Cost-Effective High-Availability Solutions with HP Instant Capacity on HP-UX

Split groups and failback
In the case of a split group, both Group Managers have active status and each controls a subset of
the managed group members, depending on the individual member status at the time of the failover.
Control operations can be carried out on both active Group Managers, each communicating with the
members that it (and only it) controls. Groups and members can be added or removed on both Group
Managers (subject to the set of members each can command), and sharing rights can be added on
both. In some cases, this can be valuable; for example, when two data centers each remain functional
but some intervening network link has been broken. Each isolated set of systems can proceed with
independent disaster recovery operations within their group subset.

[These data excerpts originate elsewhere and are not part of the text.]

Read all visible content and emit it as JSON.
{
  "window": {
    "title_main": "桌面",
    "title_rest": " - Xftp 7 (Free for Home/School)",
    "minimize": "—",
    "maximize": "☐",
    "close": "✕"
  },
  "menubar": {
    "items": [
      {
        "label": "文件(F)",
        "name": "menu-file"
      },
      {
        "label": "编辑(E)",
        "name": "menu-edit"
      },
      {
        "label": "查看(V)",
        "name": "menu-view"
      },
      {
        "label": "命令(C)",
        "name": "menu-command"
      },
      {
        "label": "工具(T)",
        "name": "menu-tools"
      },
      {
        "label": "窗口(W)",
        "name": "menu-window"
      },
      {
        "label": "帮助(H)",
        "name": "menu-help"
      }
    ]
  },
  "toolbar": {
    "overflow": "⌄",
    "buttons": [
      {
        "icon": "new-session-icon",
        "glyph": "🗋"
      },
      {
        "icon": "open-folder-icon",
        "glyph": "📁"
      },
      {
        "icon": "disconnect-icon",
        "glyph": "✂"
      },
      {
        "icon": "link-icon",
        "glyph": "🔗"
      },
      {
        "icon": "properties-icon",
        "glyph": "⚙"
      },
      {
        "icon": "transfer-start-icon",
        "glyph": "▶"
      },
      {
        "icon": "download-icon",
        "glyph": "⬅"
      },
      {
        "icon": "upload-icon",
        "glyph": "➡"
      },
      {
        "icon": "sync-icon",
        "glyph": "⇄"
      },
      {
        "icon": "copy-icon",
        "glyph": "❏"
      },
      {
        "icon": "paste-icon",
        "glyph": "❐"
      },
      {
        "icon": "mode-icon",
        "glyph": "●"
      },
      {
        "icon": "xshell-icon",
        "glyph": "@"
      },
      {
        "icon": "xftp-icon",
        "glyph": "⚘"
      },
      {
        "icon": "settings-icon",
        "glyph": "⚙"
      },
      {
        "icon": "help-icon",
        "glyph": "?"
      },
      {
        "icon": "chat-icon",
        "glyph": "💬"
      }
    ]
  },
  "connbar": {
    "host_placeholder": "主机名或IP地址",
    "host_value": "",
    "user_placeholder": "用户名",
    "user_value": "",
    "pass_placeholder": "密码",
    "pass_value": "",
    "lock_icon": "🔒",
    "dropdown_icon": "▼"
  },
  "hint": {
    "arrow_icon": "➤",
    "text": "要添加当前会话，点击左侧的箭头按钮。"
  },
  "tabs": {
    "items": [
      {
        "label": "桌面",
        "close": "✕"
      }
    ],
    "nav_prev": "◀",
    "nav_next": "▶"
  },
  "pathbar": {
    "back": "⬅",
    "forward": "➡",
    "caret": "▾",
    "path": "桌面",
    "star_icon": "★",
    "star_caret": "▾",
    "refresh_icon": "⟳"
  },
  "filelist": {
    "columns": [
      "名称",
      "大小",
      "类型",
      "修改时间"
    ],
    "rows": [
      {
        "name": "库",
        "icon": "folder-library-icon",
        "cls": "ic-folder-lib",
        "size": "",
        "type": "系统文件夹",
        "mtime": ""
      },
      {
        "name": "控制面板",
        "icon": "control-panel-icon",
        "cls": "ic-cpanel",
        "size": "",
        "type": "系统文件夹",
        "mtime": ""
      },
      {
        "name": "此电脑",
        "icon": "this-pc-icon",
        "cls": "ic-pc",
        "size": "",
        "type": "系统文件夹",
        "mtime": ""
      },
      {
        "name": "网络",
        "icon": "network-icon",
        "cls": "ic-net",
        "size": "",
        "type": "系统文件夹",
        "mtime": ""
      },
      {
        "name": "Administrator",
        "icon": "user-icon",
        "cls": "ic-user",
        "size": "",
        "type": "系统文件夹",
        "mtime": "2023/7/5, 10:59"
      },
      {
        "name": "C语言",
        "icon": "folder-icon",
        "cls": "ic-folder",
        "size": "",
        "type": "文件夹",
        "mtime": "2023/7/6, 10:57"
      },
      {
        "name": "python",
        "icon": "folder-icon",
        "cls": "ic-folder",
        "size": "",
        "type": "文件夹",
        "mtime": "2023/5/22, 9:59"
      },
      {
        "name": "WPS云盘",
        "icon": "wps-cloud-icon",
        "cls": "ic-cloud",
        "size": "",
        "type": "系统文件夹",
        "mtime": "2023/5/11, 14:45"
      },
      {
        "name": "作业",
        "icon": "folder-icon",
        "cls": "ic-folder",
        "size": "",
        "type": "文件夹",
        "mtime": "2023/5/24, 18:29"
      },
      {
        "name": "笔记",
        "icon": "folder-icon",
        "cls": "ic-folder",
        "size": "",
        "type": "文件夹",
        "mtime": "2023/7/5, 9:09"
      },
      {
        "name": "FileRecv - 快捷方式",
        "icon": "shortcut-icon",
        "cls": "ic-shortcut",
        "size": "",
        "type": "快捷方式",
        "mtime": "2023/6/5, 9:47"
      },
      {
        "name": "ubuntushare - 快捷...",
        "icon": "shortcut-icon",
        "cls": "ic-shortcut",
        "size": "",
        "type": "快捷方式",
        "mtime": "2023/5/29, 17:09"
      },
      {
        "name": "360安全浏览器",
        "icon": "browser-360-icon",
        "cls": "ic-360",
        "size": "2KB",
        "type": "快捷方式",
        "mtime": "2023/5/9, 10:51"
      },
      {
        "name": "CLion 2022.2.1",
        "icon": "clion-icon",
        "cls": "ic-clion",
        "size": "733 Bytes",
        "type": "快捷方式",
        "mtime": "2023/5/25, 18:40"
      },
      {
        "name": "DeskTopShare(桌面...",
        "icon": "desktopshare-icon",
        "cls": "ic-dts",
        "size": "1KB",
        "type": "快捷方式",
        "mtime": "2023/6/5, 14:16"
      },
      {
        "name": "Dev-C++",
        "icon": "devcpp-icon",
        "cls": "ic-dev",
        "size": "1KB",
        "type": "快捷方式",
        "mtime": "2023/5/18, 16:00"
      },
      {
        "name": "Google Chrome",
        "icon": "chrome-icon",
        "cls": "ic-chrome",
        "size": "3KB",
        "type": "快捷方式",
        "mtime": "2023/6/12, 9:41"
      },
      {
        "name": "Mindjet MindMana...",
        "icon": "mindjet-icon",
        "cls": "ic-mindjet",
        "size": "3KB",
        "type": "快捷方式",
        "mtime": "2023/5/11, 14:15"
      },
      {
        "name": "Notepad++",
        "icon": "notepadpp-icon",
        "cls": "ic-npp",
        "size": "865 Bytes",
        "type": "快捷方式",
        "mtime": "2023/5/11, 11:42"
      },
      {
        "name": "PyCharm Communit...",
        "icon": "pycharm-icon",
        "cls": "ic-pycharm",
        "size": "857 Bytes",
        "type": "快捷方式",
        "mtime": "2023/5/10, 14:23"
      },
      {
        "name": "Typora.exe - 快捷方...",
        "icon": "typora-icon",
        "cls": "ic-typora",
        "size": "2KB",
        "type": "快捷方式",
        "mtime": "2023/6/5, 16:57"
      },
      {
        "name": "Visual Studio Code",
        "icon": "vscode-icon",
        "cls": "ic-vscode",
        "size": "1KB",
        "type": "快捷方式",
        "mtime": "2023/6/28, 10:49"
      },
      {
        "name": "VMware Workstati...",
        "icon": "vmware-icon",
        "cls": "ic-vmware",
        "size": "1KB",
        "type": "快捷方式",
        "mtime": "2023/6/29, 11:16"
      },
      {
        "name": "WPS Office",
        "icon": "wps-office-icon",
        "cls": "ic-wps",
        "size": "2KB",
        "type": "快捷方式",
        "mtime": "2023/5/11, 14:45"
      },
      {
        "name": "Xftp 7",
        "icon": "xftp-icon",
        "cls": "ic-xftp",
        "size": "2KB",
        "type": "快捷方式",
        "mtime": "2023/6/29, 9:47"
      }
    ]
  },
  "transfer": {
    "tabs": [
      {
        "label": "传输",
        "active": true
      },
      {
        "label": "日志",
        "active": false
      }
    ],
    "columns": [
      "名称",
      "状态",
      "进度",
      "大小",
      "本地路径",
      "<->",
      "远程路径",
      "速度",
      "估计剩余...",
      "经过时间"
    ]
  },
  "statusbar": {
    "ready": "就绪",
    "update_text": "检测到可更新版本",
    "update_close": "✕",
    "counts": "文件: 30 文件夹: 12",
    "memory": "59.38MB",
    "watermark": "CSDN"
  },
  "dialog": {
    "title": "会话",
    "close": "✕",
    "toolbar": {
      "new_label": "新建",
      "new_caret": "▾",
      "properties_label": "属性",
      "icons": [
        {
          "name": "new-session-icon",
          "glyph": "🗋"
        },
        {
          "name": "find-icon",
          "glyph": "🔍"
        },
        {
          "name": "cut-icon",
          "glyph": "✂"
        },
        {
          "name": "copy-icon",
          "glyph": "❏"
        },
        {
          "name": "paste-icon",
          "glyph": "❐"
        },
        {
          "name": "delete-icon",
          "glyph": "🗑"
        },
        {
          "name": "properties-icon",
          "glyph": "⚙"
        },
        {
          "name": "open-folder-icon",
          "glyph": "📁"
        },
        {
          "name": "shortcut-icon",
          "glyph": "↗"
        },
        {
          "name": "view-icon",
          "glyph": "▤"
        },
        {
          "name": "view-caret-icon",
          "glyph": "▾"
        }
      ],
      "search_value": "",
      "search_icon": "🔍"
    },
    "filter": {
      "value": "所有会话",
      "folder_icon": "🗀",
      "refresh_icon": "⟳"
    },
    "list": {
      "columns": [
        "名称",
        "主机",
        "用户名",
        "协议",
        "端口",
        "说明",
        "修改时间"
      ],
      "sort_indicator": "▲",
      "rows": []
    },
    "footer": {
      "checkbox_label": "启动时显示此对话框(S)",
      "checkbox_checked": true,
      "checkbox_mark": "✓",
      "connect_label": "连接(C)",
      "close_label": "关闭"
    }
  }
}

At some point, communication is restored and the split groups must be rejoined. This is accomplished
through issuing another icapmanage -Q command. It can be issued on either active Group Manager
to confirm that Group Manager as the active Group Manager and demote the other to standby status.
However, doing this loses all database changes made on the demoted Group Manager during the
time that the group was split. This includes the addition or removal of group members or whole
groups and the application of codewords on the demoted Group Manager and the group members it
controlled. There is no method to merge the two databases.

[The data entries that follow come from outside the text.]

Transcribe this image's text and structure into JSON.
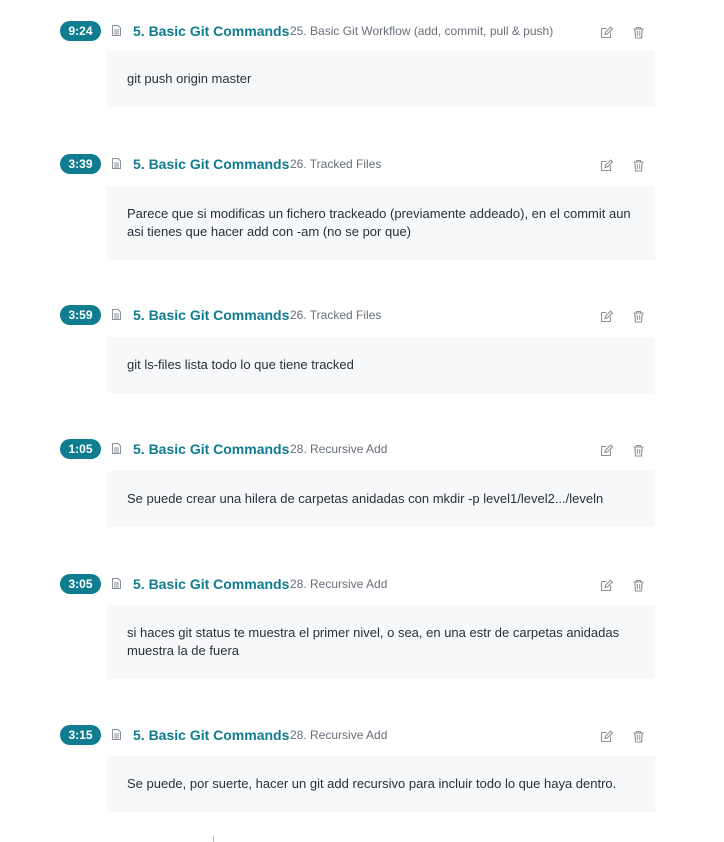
{
  "notes": [
    {
      "timestamp": "9:24",
      "section": "5. Basic Git Commands",
      "lecture": "25. Basic Git Workflow (add, commit, pull & push)",
      "body": "git push origin master"
    },
    {
      "timestamp": "3:39",
      "section": "5. Basic Git Commands",
      "lecture": "26. Tracked Files",
      "body": "Parece que si modificas un fichero trackeado (previamente addeado), en el commit aun asi tienes que hacer add con -am (no se por que)"
    },
    {
      "timestamp": "3:59",
      "section": "5. Basic Git Commands",
      "lecture": "26. Tracked Files",
      "body": "git ls-files lista todo lo que tiene tracked"
    },
    {
      "timestamp": "1:05",
      "section": "5. Basic Git Commands",
      "lecture": "28. Recursive Add",
      "body": "Se puede crear una hilera de carpetas anidadas con mkdir -p level1/level2.../leveln"
    },
    {
      "timestamp": "3:05",
      "section": "5. Basic Git Commands",
      "lecture": "28. Recursive Add",
      "body": "si haces git status te muestra el primer nivel, o sea, en una estr de carpetas anidadas muestra la de fuera"
    },
    {
      "timestamp": "3:15",
      "section": "5. Basic Git Commands",
      "lecture": "28. Recursive Add",
      "body": "Se puede, por suerte, hacer un git add recursivo para incluir todo lo que haya dentro."
    }
  ],
  "icons": {
    "doc": "file-text-icon",
    "edit": "edit-icon",
    "delete": "trash-icon"
  },
  "colors": {
    "accent": "#0f7c90",
    "body_bg": "#f7f8fa",
    "muted_text": "#686f7a"
  }
}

Recovering from a split group situation first requires deciding which of the two active Group Manager
databases is to become the only valid description of the groups controlled by the active Group
Manager. Having made this decision, the Group Manager with that target database must be made
the sole active Group Manager with the icapmanage -Q command issued on the target system, and
issued at a time when both Group Managers are accessible and can exchange information. Once
this has been done, the other Group Manager (now demoted to standby status) can take control of
the groups and members if this is desired, with a second icapmanage -Q command.
HP Serviceguard considerations
To automate the failover process, commands can be incorporated into Serviceguard package control
scripts. As described previously, there are two possible types of failover that can be automated:
Resource shifting from one group member to another (using core usage rights seizure)
Group control shifting to a standby Group Manager (using a take control command)
For simplicity, these are referred to as “member failover” and “Group Manager failover”,
respectively. Examples of each will be presented in later sections.
Performance implications
As with the previous Serviceguard solutions, application start-up time will be longer as compared to
using a typical Serviceguard package control script that does not invoke GiCAP commands. When
using GiCAP, the time required to activate a core in a GiCAP group can range from seconds to
minutes, depending on the size of the group, the hardware involved, and the network. The time to
perform a core usage rights seizure is less but has generally the same range.
In particular, end-to-end time for member failover in a Serviceguard/GiCAP environment consists of:
Serviceguard failover time (no change; typically 28–45 seconds depending on cluster configuration
and Serviceguard version)
Usage rights movement and activation (from seconds to a maximum of 10 minutes)
Application startup and recovery time (no change; typically in minutes)
30